Di Bali, hasil kajian Aliansi Zero Waste Indonesia (AZWI) menunjukkan bahwa teknologi insinerasi yang digunakan PSEL menimbulkan residu abu beracun dan ancaman kesehatan masyarakat.


Di Solo, proyek PSEL Putri Cempo yang menjadi prioritas nasional justru gagal menghasilkan listrik sesuai target 5 MW, dan operator proyek dikenai denda serta diduga melakukan lobi politik untuk mengubah isi MoU.


Di Tangerang, proyek bahkan dihentikan total karena dinilai tidak efisien dan tidak mendapat dukungan masyarakat. Dan di Bekasi, pengelolaan sampah terancam gagal akibat lemahnya tata kelola dan tumpang tindih kepentingan antarinstansi.


Menanggapi rangkaian kegagalan tersebut, Ketua BP2 TIPIKOR, Agustinus Petrus Gultom, menegaskan perlunya evaluasi total terhadap seluruh proyek PSEL di Indonesia. Menurutnya, proyek ini telah menunjukkan banyak tanda bahaya, dari pemborosan anggaran, lemahnya akuntabilitas, hingga potensi penyimpangan dalam proses tender dan kemitraan swasta.


“Faktanya, di berbagai daerah proyek PSEL tidak berjalan efisien dan menimbulkan masalah baru. Kami menduga ada pola penyimpangan sistematis, dan pemerintah harus berani membuka semua data kontrak serta audit keuangan proyek-proyek tersebut,” tegas Agustinus di Jakarta, Selasa (11/11/2025).


Agustinus menambahkan, proyek PSEL seperti dipaksakan, padahal masih ada solusi lain seperti RDF yang sudah berjalan dan memberikan kontribusi untuk pemerintah dan menjadi solusi berkelanjutan, bukan sekadar proyek mercusuar untuk kepentingan politik atau bisnis jangka pendek.


“PSEL seakan dipaksakan dan seperti Proyek ugal-ugalan. Ini seperti proyek pembodohan publik, jika tidak diawasi dengan ketat, proyek PSEL berpotensi menjadi lahan korupsi yang merugikan keuangan negara. Kami mendesak Presiden Prabowo mengevaluasi ulang Proyek PSEL dan mengganti dengan metode yang lebih menguntungkan tentunya ramah lingkungan,” tegasnya.


Agustinus menambahkan, pemerintah harusnya berfokus pada pengembangan teknologi RDF (Refuse Derived Fuel), sistem pengolahan sampah menjadi bahan bakar padat yang dibutuhkan industri semen dan PLTU, yang sudah terbukti manfaatnya.

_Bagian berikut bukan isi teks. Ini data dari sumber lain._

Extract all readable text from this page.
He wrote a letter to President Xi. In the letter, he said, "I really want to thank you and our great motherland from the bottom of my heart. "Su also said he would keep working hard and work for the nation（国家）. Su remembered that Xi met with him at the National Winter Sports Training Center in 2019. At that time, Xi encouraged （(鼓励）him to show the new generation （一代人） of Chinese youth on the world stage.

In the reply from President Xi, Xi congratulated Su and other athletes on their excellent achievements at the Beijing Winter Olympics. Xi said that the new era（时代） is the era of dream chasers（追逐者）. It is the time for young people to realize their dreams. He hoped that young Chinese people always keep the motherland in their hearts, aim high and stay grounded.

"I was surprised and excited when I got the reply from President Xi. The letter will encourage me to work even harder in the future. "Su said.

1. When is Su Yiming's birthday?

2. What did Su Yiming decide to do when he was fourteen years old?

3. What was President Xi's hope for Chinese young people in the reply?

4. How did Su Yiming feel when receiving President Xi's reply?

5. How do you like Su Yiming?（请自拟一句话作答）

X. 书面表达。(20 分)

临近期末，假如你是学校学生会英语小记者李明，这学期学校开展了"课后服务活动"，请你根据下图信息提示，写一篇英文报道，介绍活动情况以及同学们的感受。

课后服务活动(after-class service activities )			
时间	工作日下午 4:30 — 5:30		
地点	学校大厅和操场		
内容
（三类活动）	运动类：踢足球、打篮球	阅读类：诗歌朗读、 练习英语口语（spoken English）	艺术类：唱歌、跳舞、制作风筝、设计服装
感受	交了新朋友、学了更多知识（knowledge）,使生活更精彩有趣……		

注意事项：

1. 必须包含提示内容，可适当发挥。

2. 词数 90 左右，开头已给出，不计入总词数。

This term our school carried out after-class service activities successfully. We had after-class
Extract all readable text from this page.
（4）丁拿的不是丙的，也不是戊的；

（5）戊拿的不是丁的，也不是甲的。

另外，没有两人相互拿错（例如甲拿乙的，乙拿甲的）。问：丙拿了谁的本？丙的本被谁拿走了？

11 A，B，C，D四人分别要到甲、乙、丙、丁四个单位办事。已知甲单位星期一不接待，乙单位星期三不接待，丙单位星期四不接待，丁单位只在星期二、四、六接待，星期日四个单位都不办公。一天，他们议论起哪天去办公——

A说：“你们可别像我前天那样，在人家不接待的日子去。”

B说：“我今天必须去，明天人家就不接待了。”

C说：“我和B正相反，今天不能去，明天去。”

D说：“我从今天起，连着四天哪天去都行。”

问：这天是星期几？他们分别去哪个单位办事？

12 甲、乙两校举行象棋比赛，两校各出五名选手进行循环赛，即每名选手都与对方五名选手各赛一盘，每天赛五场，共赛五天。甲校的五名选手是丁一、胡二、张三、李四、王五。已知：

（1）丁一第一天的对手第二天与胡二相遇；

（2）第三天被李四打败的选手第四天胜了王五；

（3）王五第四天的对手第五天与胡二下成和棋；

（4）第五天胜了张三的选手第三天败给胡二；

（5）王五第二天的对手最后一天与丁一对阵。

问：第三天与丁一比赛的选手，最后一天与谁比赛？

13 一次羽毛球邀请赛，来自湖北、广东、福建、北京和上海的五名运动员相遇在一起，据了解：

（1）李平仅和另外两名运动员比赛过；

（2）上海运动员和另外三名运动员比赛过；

“Jakarta kota penghasil sampah terbesar, RDF nya justru menghasilkan revenue. DKI Jakarta sudah sukses menjual hasil RDF ke PT Indocement. Nilai ekonominya tinggi, efisiensinya jelas, memberikan PAD dan tidak membebani APBD dan APBN,” ujarnya.


Sebaliknya, lanjut Agustinus, program PSEL tidak memiliki nilai ekonomi. Pemerintah bahkan disebut menyiapkan subsidi hingga Rp300 triliun untuk 33 Proyek PSEL yang digagas oleh Danantara Group, angka yang dinilainya tidak masuk akal, layak dipertanyakan atau di audit secara nasional dan kedepannya bisa saja membebankan APBD setempat.